Saturday, August 3, 2013

Chasing Egrets

I’m not one for patience when it comes to photographing wildlife. I have a rule – if you can’t sneak up on it, don’t bother. This is because whenever I do bother I manage to scare the animal, bird or insect away. Rule one basic photography – anything that moves is difficult!

I rely on the ‘right place, right time’ principle. And luck. Not a lot of it comes my way to be honest.
We took a little adventure on the weekend to a waterhole by the highway. One of those places that exist in the realms of mud-maps with ‘turn-left-at-the-jerry-can’ directions.

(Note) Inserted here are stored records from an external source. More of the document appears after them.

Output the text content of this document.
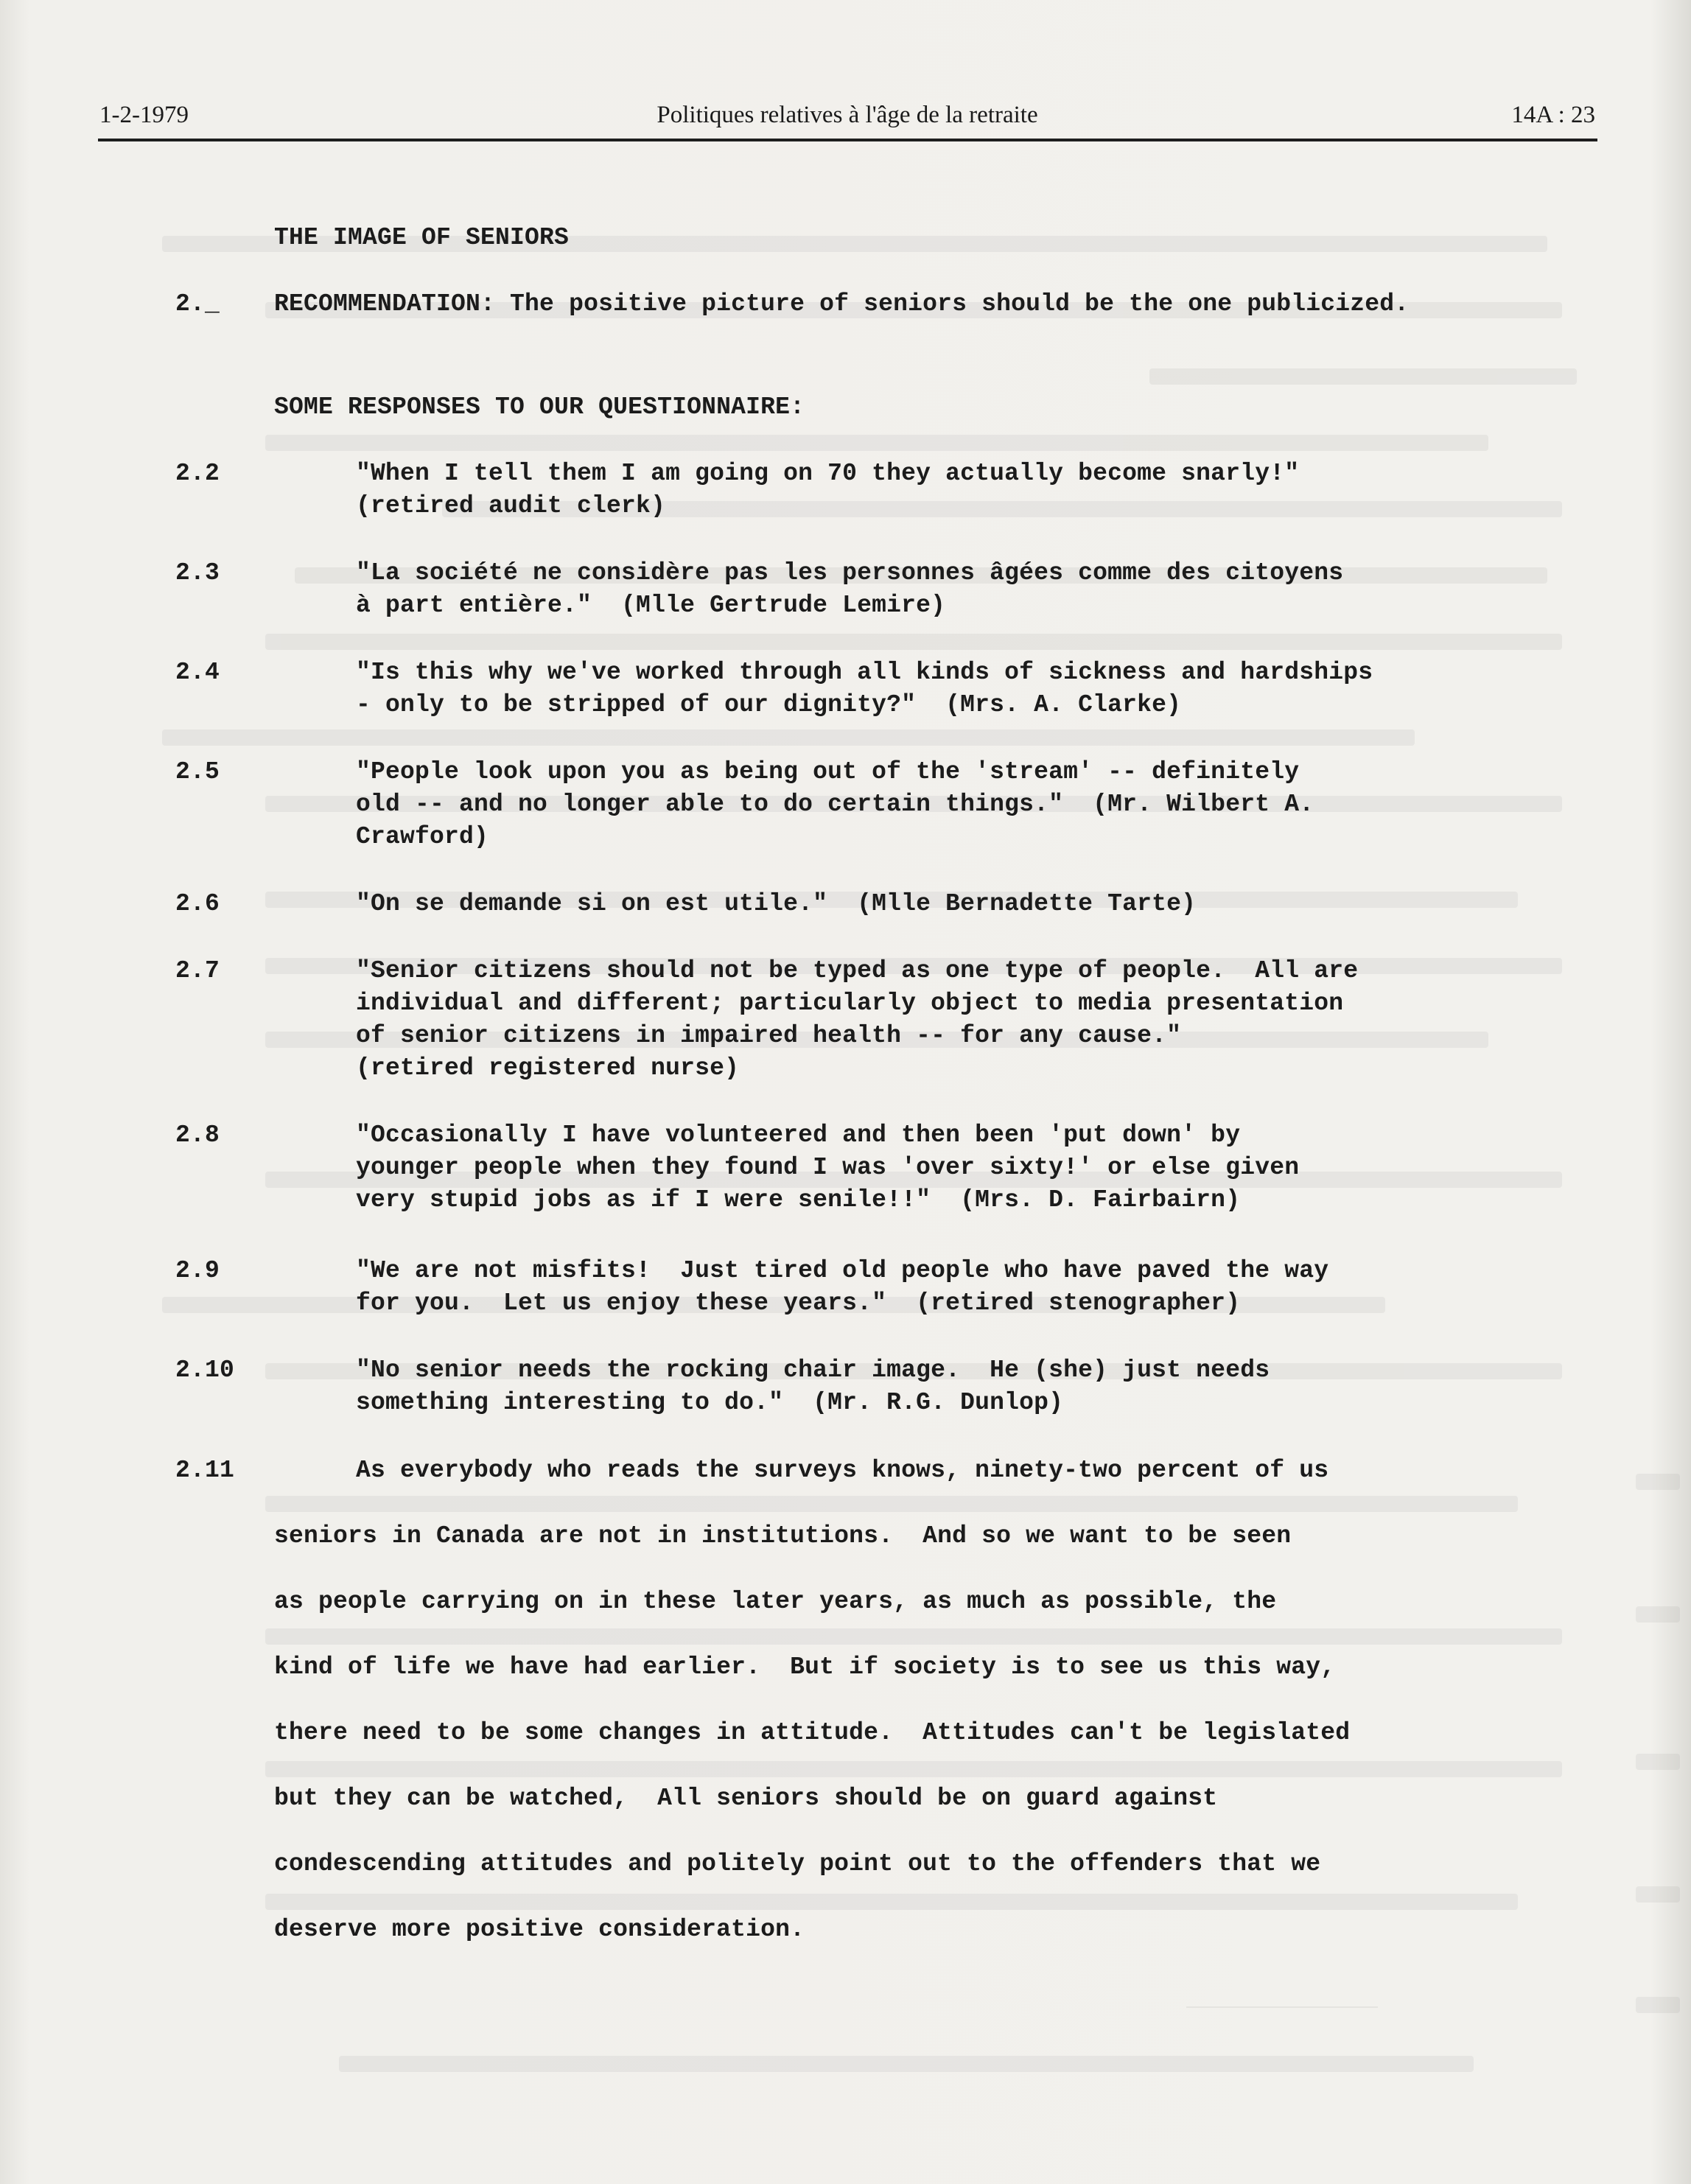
1-2-1979	Politiques relatives à l'âge de la retraite	14A : 23
THE IMAGE OF SENIORS
2._ RECOMMENDATION: The positive picture of seniors should be the one publicized.
SOME RESPONSES TO OUR QUESTIONNAIRE:
2.2	"When I tell them I am going on 70 they actually become snarly!"
(retired audit clerk)
2.3	"La société ne considère pas les personnes âgées comme des citoyens
à part entière."  (Mlle Gertrude Lemire)
2.4	"Is this why we've worked through all kinds of sickness and hardships
- only to be stripped of our dignity?"  (Mrs. A. Clarke)
2.5	"People look upon you as being out of the 'stream' -- definitely
old -- and no longer able to do certain things."  (Mr. Wilbert A.
Crawford)
2.6	"On se demande si on est utile."  (Mlle Bernadette Tarte)
2.7	"Senior citizens should not be typed as one type of people.  All are
individual and different; particularly object to media presentation
of senior citizens in impaired health -- for any cause."
(retired registered nurse)
2.8	"Occasionally I have volunteered and then been 'put down' by
younger people when they found I was 'over sixty!' or else given
very stupid jobs as if I were senile!!"  (Mrs. D. Fairbairn)
2.9	"We are not misfits!  Just tired old people who have paved the way
for you.  Let us enjoy these years."  (retired stenographer)
2.10	"No senior needs the rocking chair image.  He (she) just needs
something interesting to do."  (Mr. R.G. Dunlop)
2.11	As everybody who reads the surveys knows, ninety-two percent of us
seniors in Canada are not in institutions.  And so we want to be seen
as people carrying on in these later years, as much as possible, the
kind of life we have had earlier.  But if society is to see us this way,
there need to be some changes in attitude.  Attitudes can't be legislated
but they can be watched,  All seniors should be on guard against
condescending attitudes and politely point out to the offenders that we
deserve more positive consideration.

So, the gorge was gorgeous, and we were spoiled with a wildflowers and bird-life. Several flew overhead, hid behind rocks and dove for fish. Of course I was waiting for my husband who was busy spraining his ankle, so I decided I might just do a bit of bird chasing.

Let me tell you how this normally goes: Bird flies over, lands just out of reach of the 200mm, I stand quietly, reach for the camera…and the bird flies away. If I am lucky enough to have the camera on me, is sneak, then snap, snap, snap while whatever I’m photographing flies, runs, scampers away. Normal results are nothing.

This particular day however, a couple of egrets flew over. After two attempts of sneaking up, I kept the camera close by. One of my snapping sprees yielded this. 

Canon EOS 50D f/5.6 1/6400 shutter ISO 500 +1 setp 150mm. Cropped. Shutter Priority
 The cropping diminishes the quality, which is a shame. It has been heavily cropped, and colours slightly edited and enhanced in Photoshop RAW.